Bislang hatten Betreiber und Behörden erklärt, dass erst seit 1988 Lauge in das Atommülllager fließt. Es handelt sich dabei um rund zwölf Kubikmeter pro Tag. Der Betreiber entsorgte die Lauge über Jahre in anderen stillgelegten Bergwerken Niedersachsens, im Juni stoppte das Umweltministerium in Hannover diese Transporte. Seitdem wird die Lauge, die nach unterschiedlichen Berichten radioaktiv belastet ist, auf dem Asse-Betriebsgelände im Kreis Wolfenbüttel gelagert.
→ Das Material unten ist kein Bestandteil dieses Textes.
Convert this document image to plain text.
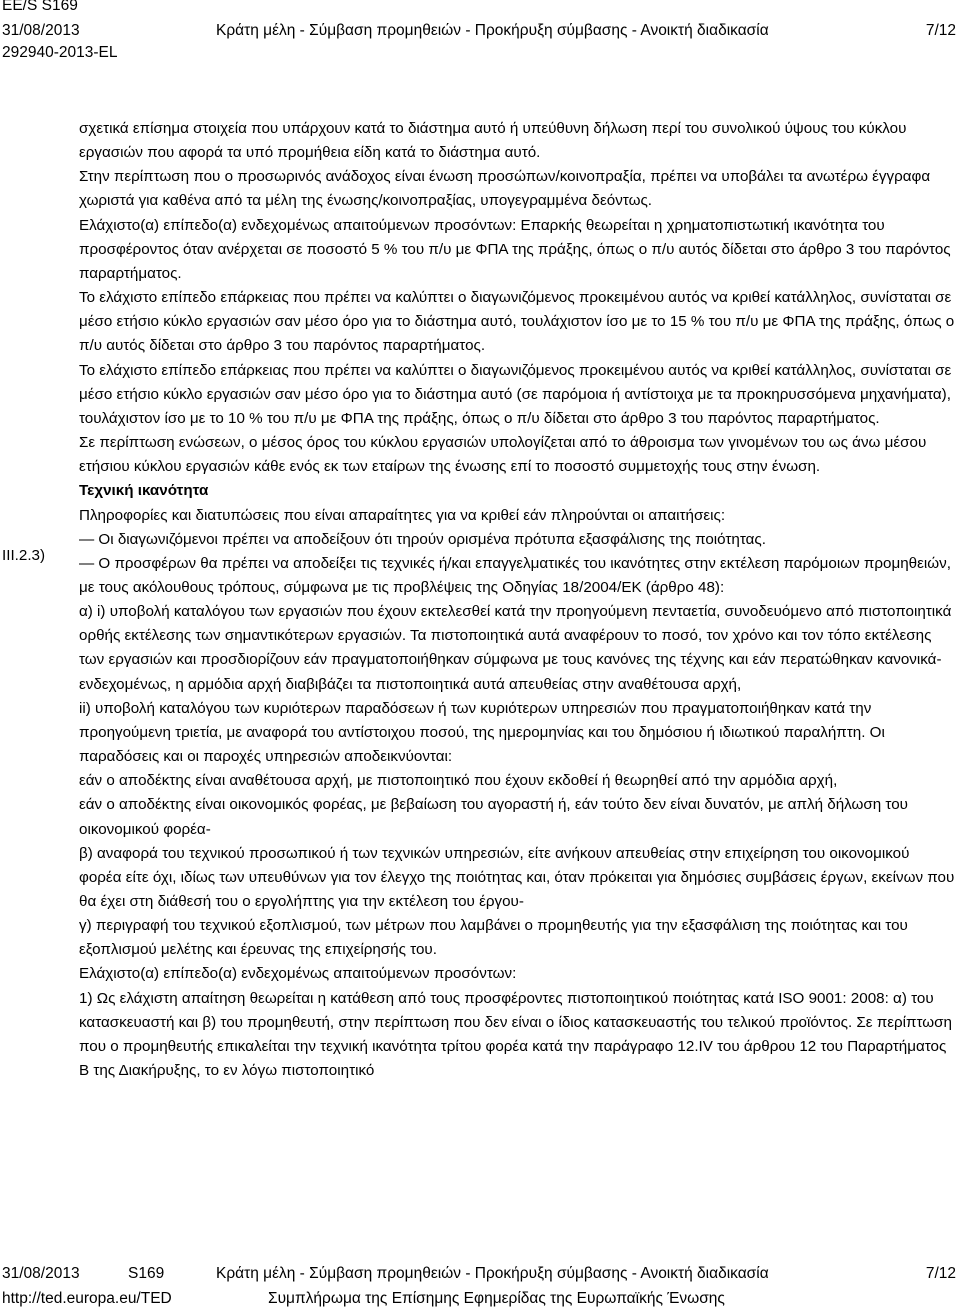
EE/S S169
31/08/2013
292940-2013-EL
Κράτη μέλη - Σύμβαση προμηθειών - Προκήρυξη σύμβασης - Ανοικτή διαδικασία	7/12
III.2.3)

σχετικά επίσημα στοιχεία που υπάρχουν κατά το διάστημα αυτό ή υπεύθυνη δήλωση περί του συνολικού ύψους του κύκλου εργασιών που αφορά τα υπό προμήθεια είδη κατά το διάστημα αυτό.

Στην περίπτωση που ο προσωρινός ανάδοχος είναι ένωση προσώπων/κοινοπραξία, πρέπει να υποβάλει τα ανωτέρω έγγραφα χωριστά για καθένα από τα μέλη της ένωσης/κοινοπραξίας, υπογεγραμμένα δεόντως.

Ελάχιστο(α) επίπεδο(α) ενδεχομένως απαιτούμενων προσόντων: Επαρκής θεωρείται η χρηματοπιστωτική ικανότητα του προσφέροντος όταν ανέρχεται σε ποσοστό 5 % του π/υ με ΦΠΑ της πράξης, όπως ο π/υ αυτός δίδεται στο άρθρο 3 του παρόντος παραρτήματος.

Το ελάχιστο επίπεδο επάρκειας που πρέπει να καλύπτει ο διαγωνιζόμενος προκειμένου αυτός να κριθεί κατάλληλος, συνίσταται σε μέσο ετήσιο κύκλο εργασιών σαν μέσο όρο για το διάστημα αυτό, τουλάχιστον ίσο με το 15 % του π/υ με ΦΠΑ της πράξης, όπως ο π/υ αυτός δίδεται στο άρθρο 3 του παρόντος παραρτήματος.

Το ελάχιστο επίπεδο επάρκειας που πρέπει να καλύπτει ο διαγωνιζόμενος προκειμένου αυτός να κριθεί κατάλληλος, συνίσταται σε μέσο ετήσιο κύκλο εργασιών σαν μέσο όρο για το διάστημα αυτό (σε παρόμοια ή αντίστοιχα με τα προκηρυσσόμενα μηχανήματα), τουλάχιστον ίσο με το 10 % του π/υ με ΦΠΑ της πράξης, όπως ο π/υ δίδεται στο άρθρο 3 του παρόντος παραρτήματος.

Σε περίπτωση ενώσεων, ο μέσος όρος του κύκλου εργασιών υπολογίζεται από το άθροισμα των γινομένων του ως άνω μέσου ετήσιου κύκλου εργασιών κάθε ενός εκ των εταίρων της ένωσης επί το ποσοστό συμμετοχής τους στην ένωση.

Τεχνική ικανότητα

Πληροφορίες και διατυπώσεις που είναι απαραίτητες για να κριθεί εάν πληρούνται οι απαιτήσεις:

— Οι διαγωνιζόμενοι πρέπει να αποδείξουν ότι τηρούν ορισμένα πρότυπα εξασφάλισης της ποιότητας.

— Ο προσφέρων θα πρέπει να αποδείξει τις τεχνικές ή/και επαγγελματικές του ικανότητες στην εκτέλεση παρόμοιων προμηθειών, με τους ακόλουθους τρόπους, σύμφωνα με τις προβλέψεις της Οδηγίας 18/2004/ΕΚ (άρθρο 48):

α) i) υποβολή καταλόγου των εργασιών που έχουν εκτελεσθεί κατά την προηγούμενη πενταετία, συνοδευόμενο από πιστοποιητικά ορθής εκτέλεσης των σημαντικότερων εργασιών. Τα πιστοποιητικά αυτά αναφέρουν το ποσό, τον χρόνο και τον τόπο εκτέλεσης των εργασιών και προσδιορίζουν εάν πραγματοποιήθηκαν σύμφωνα με τους κανόνες της τέχνης και εάν περατώθηκαν κανονικά- ενδεχομένως, η αρμόδια αρχή διαβιβάζει τα πιστοποιητικά αυτά απευθείας στην αναθέτουσα αρχή,

ii) υποβολή καταλόγου των κυριότερων παραδόσεων ή των κυριότερων υπηρεσιών που πραγματοποιήθηκαν κατά την προηγούμενη τριετία, με αναφορά του αντίστοιχου ποσού, της ημερομηνίας και του δημόσιου ή ιδιωτικού παραλήπτη. Οι παραδόσεις και οι παροχές υπηρεσιών αποδεικνύονται:

εάν ο αποδέκτης είναι αναθέτουσα αρχή, με πιστοποιητικό που έχουν εκδοθεί ή θεωρηθεί από την αρμόδια αρχή,

εάν ο αποδέκτης είναι οικονομικός φορέας, με βεβαίωση του αγοραστή ή, εάν τούτο δεν είναι δυνατόν, με απλή δήλωση του οικονομικού φορέα-

β) αναφορά του τεχνικού προσωπικού ή των τεχνικών υπηρεσιών, είτε ανήκουν απευθείας στην επιχείρηση του οικονομικού φορέα είτε όχι, ιδίως των υπευθύνων για τον έλεγχο της ποιότητας και, όταν πρόκειται για δημόσιες συμβάσεις έργων, εκείνων που θα έχει στη διάθεσή του ο εργολήπτης για την εκτέλεση του έργου-

γ) περιγραφή του τεχνικού εξοπλισμού, των μέτρων που λαμβάνει ο προμηθευτής για την εξασφάλιση της ποιότητας και του εξοπλισμού μελέτης και έρευνας της επιχείρησής του.

Ελάχιστο(α) επίπεδο(α) ενδεχομένως απαιτούμενων προσόντων:

1) Ως ελάχιστη απαίτηση θεωρείται η κατάθεση από τους προσφέροντες πιστοποιητικού ποιότητας κατά ISO 9001: 2008: α) του κατασκευαστή και β) του προμηθευτή, στην περίπτωση που δεν είναι ο ίδιος κατασκευαστής του τελικού προϊόντος. Σε περίπτωση που ο προμηθευτής επικαλείται την τεχνική ικανότητα τρίτου φορέα κατά την παράγραφο 12.IV του άρθρου 12 του Παραρτήματος Β της Διακήρυξης, το εν λόγω πιστοποιητικό

31/08/2013	S169	Κράτη μέλη - Σύμβαση προμηθειών - Προκήρυξη σύμβασης - Ανοικτή διαδικασία	7/12
http://ted.europa.eu/TED	Συμπλήρωμα της Επίσημης Εφημερίδας της Ευρωπαϊκής Ένωσης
Die Nachbarschächte Asse I und Asse III waren bereits in früheren Jahren voll Wasser gelaufen.

In der Asse lagern in mehreren Hundert Metern Tiefe rund 126 000 Fässer mit schwach- und mittelradioaktivem Atommüll. Darunter sind auch mehrere Kilogramm hochgiftiges Plutonium. Das Helmholtz-Zentrum räumte ein, dass entgegen früheren Erklärungen auch flüssige radioaktive Abfälle in das Lager gebracht wurden. "In der Regel" hätten die Anlieferer diese Abfälle jedoch verfestigt, indem sie diese mit Bitumen oder Beton übergossen hätten. Die Einlagerung von Atommüll wurde 1978 gestoppt.

Die Befragung der etwa 20 ehemaligen Beschäftigten hat nach Angaben des Helmholtz-Zentrums auch ergeben, dass es bei der Einlagerung mehrfach zu Zwischenfällen kam. "Besondere Vorkommnisse, wie etwa eine Anlieferung, bei der die Fässer auf dem Lkw Regenwasserkontakt bekamen und die Ladefläche entsprechend gereinigt werden musste, sind bekannt", heißt es in einer schriftlichen Erklärung des Betreibers. Auch unter Tage sei es bei der Anlieferung der Fässer «vereinzelt zu Oberflächenkontaminationen» durch undichte Verschlüsse der Fässer oder durch Tauwasser von schneebedeckten Fässern gekommen.

Besonders schwerwiegende Vorkommnisse seien dem Bergamt gemeldet worden, sagte Helmholtz-Sprecher Heinz-Jörg Haury. Er nannte als Beispiel "die großflächige Kontamination vor der Kammer 12 auf der 750-Meter-Sohle durch ausgelaufene Fässe". Die radioaktiv verstrahlten Bereiche des Salzbodens seien abgetragen und in die Lagerkammern für radioaktive Abfälle gebracht worden. Haury zufolge ist davon auszugehen, dass sich in vielen Atommüllfässern sogenanntes "Überschusswasser" gebildet hat. "Da diese Fässer teilweise schnell korrodieren, könnten sich im Sohlenbereich bereits heute kontaminierte Flüssigkeiten befinden", sagte der Sprecher.

Asse-Betriebsleiter Günther Kappei sagte, dem Betreiber sei an einer vollständigen Aufklärung aller Vorkommnisse gelegen. Die neuen Erkenntnisse würden genau geprüft. Die zuständigen Behörden und Ministerien seien bereits über die Ergebnisse der Mitarbeiterbefragung informiert worden.